Once PD-L1 testing is complete, the CPS result becomes part of the information the treatment team uses to plan care. The next steps depend on the result and on the other findings:

  • If the CPS is high enough to support immunotherapy, the oncology team will discuss adding an immune checkpoint inhibitor (such as nivolumab or pembrolizumab) to chemotherapy, taking HER2 status into account.
  • If the CPS is low, immunotherapy may still be considered in some situations, and the team will look at other findings, such as MMR status, when deciding. Chemotherapy and, where relevant, HER2-targeted therapy remain part of the plan.
  • In HER2-positive cancers, PD-L1 and HER2 results are considered together, because immunotherapy may be combined with HER2-targeted therapy and chemotherapy.

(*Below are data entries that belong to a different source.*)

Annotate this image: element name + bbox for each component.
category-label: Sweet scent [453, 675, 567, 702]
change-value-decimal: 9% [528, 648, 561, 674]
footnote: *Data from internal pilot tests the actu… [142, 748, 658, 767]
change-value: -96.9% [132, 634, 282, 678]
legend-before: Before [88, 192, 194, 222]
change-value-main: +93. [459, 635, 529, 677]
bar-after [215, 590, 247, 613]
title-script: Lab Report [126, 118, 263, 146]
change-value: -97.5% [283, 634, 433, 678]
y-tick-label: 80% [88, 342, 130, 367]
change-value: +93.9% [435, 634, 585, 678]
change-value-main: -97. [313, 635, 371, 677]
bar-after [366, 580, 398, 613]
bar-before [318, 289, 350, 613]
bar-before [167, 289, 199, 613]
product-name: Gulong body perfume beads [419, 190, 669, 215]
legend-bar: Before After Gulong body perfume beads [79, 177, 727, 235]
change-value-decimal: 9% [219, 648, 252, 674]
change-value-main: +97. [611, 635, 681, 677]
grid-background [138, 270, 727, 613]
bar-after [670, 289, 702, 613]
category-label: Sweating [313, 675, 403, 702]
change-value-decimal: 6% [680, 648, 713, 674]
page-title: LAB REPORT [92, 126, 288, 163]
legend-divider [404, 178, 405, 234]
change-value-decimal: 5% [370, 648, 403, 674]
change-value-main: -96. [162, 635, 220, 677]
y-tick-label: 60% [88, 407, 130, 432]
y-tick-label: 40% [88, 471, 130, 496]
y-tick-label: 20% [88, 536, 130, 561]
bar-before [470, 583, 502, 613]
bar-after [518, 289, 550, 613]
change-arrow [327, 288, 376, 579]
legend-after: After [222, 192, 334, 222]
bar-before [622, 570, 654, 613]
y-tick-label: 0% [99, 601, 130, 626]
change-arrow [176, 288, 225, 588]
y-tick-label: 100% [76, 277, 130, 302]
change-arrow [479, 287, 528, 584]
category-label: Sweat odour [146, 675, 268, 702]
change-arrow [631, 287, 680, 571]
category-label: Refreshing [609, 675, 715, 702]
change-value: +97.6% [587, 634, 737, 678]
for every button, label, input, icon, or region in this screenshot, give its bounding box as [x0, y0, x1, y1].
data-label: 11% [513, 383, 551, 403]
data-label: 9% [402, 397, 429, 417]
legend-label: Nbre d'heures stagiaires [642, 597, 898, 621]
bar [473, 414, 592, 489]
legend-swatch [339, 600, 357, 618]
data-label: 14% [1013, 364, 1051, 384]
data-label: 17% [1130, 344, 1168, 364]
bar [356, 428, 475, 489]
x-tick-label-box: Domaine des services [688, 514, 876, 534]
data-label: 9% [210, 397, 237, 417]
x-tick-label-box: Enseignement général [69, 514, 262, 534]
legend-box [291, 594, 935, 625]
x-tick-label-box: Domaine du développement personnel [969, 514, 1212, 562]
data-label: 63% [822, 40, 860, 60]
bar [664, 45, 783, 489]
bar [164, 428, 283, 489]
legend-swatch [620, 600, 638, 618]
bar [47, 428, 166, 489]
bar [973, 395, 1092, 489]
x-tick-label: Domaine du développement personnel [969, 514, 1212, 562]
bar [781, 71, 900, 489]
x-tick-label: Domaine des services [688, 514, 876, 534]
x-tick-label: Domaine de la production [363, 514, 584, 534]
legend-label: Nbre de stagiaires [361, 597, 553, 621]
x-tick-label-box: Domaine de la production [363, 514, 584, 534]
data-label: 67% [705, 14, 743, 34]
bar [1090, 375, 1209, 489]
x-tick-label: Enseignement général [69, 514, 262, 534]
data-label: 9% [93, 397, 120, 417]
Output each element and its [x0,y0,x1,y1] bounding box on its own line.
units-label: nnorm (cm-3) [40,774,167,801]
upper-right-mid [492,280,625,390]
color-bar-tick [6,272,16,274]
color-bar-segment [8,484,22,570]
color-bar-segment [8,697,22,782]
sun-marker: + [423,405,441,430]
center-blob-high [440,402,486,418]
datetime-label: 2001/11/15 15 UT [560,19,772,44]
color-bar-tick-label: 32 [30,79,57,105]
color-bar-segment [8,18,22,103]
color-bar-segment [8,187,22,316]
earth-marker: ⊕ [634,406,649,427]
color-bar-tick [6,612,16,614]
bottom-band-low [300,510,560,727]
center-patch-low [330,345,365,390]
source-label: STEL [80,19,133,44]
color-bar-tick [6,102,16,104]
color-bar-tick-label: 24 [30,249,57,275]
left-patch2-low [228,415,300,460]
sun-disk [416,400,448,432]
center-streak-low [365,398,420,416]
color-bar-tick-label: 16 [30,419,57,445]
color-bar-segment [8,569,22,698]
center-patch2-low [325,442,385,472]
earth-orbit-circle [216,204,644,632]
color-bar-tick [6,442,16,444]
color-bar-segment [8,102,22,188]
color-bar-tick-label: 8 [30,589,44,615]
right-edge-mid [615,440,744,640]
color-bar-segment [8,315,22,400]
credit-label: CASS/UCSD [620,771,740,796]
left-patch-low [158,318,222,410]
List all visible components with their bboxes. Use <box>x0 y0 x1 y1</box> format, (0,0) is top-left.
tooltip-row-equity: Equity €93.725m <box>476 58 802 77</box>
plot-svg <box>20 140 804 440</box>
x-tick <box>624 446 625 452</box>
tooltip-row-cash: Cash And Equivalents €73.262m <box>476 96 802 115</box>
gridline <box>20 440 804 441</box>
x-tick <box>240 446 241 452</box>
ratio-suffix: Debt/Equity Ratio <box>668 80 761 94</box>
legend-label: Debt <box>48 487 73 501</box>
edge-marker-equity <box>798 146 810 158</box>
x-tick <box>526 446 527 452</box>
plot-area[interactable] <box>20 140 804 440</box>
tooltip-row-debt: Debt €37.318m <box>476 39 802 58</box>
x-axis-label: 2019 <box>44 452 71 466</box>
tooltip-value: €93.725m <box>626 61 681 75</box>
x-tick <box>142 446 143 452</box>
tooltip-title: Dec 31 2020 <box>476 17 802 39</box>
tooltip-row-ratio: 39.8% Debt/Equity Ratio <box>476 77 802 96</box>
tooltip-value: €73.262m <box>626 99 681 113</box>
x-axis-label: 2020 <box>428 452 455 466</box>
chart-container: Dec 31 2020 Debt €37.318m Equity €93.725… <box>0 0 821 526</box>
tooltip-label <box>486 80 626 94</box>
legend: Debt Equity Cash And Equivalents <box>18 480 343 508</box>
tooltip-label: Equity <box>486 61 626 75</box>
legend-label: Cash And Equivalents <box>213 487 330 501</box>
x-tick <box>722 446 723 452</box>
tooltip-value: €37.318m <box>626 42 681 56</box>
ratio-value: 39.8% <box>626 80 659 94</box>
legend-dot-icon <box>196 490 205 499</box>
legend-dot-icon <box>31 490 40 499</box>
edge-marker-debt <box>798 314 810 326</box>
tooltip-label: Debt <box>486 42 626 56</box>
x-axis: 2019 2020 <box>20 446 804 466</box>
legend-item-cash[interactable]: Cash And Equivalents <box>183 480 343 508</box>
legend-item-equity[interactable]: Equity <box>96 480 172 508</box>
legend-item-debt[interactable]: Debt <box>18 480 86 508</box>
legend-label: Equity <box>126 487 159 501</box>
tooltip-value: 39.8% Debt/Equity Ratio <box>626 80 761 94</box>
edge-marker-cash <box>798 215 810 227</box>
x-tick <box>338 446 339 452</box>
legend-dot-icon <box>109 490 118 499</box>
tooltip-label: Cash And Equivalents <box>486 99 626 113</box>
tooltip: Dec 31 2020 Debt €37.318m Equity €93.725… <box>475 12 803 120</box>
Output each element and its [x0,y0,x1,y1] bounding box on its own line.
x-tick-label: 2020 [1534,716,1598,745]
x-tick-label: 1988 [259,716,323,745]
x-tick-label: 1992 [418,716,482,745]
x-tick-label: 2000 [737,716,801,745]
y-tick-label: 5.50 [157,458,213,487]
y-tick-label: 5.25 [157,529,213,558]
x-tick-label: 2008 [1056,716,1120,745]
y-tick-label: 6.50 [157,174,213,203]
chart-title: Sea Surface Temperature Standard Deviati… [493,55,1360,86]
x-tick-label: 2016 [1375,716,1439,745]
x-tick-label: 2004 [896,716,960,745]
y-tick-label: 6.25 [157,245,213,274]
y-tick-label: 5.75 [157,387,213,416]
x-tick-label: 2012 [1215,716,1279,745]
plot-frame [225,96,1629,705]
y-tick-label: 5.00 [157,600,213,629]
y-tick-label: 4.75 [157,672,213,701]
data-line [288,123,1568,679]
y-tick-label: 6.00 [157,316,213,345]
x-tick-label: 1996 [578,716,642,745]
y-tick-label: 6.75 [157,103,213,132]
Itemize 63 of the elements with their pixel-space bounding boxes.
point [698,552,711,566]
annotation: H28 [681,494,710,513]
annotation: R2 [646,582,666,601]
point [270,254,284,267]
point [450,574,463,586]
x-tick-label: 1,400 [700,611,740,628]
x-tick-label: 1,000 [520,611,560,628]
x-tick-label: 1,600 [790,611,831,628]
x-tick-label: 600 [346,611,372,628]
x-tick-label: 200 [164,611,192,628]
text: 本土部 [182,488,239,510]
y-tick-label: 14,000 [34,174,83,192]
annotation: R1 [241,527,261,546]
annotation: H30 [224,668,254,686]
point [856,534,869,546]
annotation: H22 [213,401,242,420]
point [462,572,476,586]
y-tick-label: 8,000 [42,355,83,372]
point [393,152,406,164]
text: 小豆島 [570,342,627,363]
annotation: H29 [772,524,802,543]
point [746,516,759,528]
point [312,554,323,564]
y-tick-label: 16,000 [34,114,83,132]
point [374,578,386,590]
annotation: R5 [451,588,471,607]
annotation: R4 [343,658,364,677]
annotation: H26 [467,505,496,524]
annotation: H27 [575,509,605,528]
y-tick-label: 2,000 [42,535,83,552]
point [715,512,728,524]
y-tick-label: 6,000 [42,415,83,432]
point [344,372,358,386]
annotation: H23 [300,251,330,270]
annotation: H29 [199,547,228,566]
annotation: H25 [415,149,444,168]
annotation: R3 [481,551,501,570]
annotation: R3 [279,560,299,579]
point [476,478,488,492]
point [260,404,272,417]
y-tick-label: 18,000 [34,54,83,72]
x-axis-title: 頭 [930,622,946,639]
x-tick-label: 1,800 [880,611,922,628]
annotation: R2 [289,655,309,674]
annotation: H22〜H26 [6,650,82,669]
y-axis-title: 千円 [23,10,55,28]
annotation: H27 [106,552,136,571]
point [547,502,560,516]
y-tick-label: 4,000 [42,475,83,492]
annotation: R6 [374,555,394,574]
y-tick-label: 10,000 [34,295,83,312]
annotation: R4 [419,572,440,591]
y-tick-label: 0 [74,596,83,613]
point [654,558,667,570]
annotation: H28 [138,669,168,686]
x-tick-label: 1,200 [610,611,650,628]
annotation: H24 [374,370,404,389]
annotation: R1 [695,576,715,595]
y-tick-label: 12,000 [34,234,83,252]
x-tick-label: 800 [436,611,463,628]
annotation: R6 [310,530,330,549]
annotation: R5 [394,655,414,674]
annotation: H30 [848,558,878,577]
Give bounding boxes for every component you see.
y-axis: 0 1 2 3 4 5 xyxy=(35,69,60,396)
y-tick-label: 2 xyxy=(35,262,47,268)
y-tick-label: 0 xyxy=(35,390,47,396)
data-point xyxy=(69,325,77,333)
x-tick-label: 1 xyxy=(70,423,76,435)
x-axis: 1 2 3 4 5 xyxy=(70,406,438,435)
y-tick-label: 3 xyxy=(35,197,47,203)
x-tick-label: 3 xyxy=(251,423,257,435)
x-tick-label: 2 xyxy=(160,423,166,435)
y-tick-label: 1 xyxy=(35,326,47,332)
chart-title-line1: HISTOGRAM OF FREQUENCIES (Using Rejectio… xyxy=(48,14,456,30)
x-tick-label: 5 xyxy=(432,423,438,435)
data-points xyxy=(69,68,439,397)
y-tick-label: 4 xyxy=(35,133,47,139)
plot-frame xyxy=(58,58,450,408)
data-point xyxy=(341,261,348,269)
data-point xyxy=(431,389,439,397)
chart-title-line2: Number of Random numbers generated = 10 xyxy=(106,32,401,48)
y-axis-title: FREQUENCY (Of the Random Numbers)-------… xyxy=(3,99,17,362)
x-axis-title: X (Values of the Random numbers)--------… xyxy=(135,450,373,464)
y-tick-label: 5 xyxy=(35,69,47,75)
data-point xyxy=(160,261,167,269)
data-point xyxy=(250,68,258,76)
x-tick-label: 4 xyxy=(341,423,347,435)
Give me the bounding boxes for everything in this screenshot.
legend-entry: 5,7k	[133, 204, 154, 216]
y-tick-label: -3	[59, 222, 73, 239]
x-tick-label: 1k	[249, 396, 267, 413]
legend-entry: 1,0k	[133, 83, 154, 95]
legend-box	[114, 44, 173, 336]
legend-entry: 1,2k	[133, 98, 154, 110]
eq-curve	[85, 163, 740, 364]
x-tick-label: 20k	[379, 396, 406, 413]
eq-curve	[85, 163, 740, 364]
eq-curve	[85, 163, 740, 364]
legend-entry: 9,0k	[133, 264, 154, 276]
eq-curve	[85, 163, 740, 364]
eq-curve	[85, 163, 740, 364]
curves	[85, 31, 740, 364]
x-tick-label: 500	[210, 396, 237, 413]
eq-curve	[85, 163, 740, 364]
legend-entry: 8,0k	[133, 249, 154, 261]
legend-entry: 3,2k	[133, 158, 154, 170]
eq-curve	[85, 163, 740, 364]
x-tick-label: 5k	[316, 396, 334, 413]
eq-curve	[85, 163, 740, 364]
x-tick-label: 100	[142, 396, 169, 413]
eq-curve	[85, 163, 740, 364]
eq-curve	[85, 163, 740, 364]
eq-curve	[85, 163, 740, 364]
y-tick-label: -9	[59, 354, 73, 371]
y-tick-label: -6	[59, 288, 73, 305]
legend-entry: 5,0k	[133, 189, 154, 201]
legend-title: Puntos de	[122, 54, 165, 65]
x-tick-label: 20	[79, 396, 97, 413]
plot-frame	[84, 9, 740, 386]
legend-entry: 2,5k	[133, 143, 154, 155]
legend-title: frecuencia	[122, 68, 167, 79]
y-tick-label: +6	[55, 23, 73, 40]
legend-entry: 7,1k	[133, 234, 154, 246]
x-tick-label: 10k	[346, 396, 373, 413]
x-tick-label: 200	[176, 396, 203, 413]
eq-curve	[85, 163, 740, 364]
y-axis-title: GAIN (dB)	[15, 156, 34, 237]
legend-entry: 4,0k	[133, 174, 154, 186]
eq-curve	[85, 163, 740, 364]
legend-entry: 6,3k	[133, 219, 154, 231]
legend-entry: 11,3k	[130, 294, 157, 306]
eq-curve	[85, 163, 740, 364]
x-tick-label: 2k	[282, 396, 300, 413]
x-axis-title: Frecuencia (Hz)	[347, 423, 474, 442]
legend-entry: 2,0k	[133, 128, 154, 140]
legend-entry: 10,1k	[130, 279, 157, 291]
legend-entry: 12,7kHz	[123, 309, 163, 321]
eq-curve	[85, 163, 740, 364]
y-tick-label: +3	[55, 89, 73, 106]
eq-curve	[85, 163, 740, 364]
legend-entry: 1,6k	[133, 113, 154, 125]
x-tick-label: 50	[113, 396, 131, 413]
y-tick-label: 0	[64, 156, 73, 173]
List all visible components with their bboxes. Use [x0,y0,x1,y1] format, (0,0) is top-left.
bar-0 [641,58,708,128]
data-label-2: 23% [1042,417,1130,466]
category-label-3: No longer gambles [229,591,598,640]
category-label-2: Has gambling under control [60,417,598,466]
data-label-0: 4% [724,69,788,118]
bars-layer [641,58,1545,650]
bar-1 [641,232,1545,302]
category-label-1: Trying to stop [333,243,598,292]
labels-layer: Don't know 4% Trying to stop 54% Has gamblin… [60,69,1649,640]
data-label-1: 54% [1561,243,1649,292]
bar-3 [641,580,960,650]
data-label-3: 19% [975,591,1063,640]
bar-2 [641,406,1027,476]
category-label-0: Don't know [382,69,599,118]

Care for these cancers usually involves a multidisciplinary team that may include a medical oncologist, a surgeon, a radiation oncologist, a gastroenterologist, and a pathologist. The medical oncologist generally leads decisions about systemic therapy. If immunotherapy is started, patients are monitored for response and for immune-related side effects, which occur because these drugs increase immune activity throughout the body. Regular imaging and follow-up visits are used to track how the cancer is responding.

Questions to ask your doctor

  • Was my gastric or gastroesophageal junction cancer tested for PD-L1, and what was my CPS score?
  • Which assay or antibody was used for my PD-L1 test?
  • Does my CPS score make immunotherapy a good option for me?
  • Would immunotherapy be combined with chemotherapy, and which drug would you consider?
  • How do my PD-L1 and HER2 results fit together in deciding my treatment?
  • If my CPS score is low, could immunotherapy still help me, and would my MMR status change that?
  • What immune-related side effects should I watch for, and how are they managed?
  • If my cancer is at the gastroesophageal junction, do the esophageal or gastric considerations apply to me?
  • Are there clinical trials of immunotherapy that I should know about?
  • Does my PD-L1 result have any implications for my family members?